Rubber farmers in southern Thailand at the forefront of anti-government protests

Owners and workers of rubber plantations in southern Thailand are at the forefront of anti-government protests in Bangkok.

NAKHON SI THAMMARAT: Owners and workers of rubber plantations in southern Thailand are at the forefront of anti-government protests in Bangkok.

Many young people from Thailand’s southern province of Nakhon Si Thammarat are in Bangkok taking part in anti-government protests, with some having been there for months.

Last September, the province’s rubber farmers staged their own anti-government protests, blocking key roads in the south for over a month.

They wanted the government to do something about the falling price of rubber. The government agreed, promising them financial assistance.

To date, many rubber farmers have still not received this payment, which is one of the reasons why they continue to take to the streets.

"Some of us got what was promised but not all of us did. Only a few of us got the payment so far," said Arporn Sitthisak, a rubber farmer.

Rubber plays an important role in the economy of southern Thailand, and there is an obvious link between the plight of rubber farmers and the ongoing political unrest.

Nevertheless, local farmers recognise that the solution to the challenges they face goes beyond just the change of government in Bangkok.

National politics has a huge impact on the lives of these farmers.

In 1994, Suthep Thaugsuban, who was then the deputy agriculture minister, formed rubber cooperatives that benefited farmers in the south by helping them grow their business.

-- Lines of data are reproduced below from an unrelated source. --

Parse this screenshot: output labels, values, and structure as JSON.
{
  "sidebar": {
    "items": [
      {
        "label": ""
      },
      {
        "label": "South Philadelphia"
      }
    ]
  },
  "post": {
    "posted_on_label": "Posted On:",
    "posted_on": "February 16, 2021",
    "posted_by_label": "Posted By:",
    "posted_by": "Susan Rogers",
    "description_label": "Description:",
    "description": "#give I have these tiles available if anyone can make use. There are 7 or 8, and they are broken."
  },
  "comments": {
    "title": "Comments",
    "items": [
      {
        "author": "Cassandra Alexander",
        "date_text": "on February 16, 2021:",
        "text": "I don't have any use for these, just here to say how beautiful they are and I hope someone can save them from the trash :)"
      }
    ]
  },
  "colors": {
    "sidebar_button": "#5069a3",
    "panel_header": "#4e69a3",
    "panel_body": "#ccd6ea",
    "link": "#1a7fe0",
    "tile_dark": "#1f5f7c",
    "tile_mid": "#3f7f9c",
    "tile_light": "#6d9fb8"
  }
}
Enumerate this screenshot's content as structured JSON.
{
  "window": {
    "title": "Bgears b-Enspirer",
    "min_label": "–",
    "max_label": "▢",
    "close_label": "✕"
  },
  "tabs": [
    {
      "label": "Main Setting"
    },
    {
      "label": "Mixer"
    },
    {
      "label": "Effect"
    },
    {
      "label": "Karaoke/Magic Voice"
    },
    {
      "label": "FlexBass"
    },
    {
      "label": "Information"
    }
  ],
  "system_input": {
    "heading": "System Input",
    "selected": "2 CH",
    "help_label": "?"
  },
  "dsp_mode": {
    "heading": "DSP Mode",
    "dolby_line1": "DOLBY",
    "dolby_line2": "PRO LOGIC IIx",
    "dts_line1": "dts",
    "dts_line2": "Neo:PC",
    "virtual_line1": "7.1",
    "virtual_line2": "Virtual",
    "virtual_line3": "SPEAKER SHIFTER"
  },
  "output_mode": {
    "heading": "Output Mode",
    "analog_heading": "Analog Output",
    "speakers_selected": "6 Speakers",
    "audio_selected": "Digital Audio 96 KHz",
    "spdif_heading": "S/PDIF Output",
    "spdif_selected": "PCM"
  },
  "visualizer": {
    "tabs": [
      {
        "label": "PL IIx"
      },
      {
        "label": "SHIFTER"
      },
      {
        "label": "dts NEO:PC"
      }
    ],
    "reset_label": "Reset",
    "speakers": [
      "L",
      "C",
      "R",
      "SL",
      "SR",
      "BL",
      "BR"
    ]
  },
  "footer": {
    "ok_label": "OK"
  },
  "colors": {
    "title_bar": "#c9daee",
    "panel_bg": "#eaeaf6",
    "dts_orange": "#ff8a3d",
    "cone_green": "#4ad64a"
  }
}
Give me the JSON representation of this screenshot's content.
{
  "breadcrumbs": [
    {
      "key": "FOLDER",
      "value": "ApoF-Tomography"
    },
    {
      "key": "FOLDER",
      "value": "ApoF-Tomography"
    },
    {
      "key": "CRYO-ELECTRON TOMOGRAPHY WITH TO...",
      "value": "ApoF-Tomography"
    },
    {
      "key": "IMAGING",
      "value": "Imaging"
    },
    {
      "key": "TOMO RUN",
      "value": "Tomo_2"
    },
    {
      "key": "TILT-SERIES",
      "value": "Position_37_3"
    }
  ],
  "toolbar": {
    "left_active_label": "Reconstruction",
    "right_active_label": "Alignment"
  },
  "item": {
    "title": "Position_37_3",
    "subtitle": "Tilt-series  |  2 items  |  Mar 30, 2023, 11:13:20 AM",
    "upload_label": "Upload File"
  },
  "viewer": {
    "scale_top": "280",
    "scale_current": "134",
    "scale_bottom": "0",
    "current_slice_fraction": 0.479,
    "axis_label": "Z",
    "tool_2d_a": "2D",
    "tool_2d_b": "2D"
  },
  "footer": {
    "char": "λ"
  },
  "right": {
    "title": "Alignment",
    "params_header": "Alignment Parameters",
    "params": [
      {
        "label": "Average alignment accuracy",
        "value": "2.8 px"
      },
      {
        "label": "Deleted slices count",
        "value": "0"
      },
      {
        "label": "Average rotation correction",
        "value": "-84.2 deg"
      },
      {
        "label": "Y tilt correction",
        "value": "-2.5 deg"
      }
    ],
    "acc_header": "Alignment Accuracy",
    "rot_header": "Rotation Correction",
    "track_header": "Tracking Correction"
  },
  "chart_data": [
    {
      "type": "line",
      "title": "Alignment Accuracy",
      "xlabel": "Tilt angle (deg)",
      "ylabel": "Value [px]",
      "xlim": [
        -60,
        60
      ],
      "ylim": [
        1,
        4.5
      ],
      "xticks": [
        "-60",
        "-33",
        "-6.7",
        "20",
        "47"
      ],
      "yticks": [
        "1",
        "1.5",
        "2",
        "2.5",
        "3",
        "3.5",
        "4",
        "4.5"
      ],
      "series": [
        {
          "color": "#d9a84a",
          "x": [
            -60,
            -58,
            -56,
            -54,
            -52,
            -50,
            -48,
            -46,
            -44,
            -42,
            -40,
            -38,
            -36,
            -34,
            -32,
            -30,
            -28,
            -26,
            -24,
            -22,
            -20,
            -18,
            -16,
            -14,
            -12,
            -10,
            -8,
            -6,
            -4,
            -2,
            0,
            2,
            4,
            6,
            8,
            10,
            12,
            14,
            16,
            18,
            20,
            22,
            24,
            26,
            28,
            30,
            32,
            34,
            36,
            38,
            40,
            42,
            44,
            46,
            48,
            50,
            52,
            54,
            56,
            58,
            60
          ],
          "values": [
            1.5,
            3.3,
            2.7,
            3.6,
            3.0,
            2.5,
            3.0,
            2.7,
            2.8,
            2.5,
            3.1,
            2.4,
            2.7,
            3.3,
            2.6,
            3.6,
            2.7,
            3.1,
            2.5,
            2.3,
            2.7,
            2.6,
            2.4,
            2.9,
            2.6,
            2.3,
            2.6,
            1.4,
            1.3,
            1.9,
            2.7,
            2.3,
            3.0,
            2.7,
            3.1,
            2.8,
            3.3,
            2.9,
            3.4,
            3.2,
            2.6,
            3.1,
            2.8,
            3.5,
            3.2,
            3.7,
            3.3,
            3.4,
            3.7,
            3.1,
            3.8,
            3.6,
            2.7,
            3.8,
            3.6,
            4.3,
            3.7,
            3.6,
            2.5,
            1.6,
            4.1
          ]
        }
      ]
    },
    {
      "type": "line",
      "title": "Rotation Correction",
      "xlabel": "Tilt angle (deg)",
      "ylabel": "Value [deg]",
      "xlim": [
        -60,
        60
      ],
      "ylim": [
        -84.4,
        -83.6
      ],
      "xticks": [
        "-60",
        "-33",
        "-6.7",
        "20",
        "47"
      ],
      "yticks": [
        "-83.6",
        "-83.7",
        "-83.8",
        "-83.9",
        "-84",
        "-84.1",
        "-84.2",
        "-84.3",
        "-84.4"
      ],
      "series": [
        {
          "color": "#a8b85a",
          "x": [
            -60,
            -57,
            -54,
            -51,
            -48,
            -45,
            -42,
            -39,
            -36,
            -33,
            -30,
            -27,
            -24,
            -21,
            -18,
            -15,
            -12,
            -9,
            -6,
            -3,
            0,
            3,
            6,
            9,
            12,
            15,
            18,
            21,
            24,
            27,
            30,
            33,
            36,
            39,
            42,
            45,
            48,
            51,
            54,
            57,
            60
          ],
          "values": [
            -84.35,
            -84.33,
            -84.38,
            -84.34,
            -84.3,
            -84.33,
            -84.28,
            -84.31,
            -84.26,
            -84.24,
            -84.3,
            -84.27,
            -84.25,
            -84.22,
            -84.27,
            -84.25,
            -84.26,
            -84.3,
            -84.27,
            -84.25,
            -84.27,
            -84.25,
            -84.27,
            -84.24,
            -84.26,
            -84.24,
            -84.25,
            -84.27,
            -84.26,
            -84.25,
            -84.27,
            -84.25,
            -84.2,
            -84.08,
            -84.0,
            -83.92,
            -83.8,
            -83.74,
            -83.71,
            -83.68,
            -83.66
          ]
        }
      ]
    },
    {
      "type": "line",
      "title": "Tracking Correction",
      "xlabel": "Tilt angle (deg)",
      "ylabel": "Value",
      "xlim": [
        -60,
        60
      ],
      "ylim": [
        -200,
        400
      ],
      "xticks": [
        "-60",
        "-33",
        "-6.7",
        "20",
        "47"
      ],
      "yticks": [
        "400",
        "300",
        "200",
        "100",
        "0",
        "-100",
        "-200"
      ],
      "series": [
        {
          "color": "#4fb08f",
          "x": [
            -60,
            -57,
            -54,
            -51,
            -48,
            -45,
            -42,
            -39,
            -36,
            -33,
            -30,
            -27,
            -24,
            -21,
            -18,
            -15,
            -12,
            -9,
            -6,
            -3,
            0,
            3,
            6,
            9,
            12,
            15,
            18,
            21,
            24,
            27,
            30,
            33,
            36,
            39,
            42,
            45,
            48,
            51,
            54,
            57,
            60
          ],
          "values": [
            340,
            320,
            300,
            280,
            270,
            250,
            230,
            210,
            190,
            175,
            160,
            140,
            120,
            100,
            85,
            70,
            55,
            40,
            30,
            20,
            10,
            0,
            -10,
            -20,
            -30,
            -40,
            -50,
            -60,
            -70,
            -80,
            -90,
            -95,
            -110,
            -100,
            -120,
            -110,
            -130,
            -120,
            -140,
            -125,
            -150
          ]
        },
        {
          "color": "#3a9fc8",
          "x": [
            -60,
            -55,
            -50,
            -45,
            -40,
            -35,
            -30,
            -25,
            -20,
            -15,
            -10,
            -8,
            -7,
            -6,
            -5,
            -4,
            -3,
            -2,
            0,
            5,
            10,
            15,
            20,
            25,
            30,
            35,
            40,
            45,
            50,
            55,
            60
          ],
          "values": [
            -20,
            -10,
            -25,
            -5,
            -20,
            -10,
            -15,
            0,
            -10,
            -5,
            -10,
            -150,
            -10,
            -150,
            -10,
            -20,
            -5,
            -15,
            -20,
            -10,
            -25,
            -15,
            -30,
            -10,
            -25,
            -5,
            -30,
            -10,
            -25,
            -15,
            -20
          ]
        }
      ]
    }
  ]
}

This also cultivated loyalty to Mr Suthep and his Democrat Party.

Then prime minister Thaksin Shinawatra later upped the stakes by introducing cash handouts and price subsidies.

Successive administrations, including the Democrat-led government of Abhisit Vejjajiva, initiated similar schemes with mixed results.

Some farmers in Nakhon Si Thammarat say these policies made them weaker in the long run.

"There have been policies that interfere with the price of rubber and those policies are not useful because they weaken the farmers and make us dependent,” said Chaiya Kaewchuen, a rubber farmer.

“Rather, I think assistance should come in the form of cost reduction, or help that would increase the amount of production, or add value to our product instead."

The competition to win votes has made many rubber farmers overly dependent on government assistance.

Only time will tell what other policies will be implemented to help farmers with the aim of securing their political support.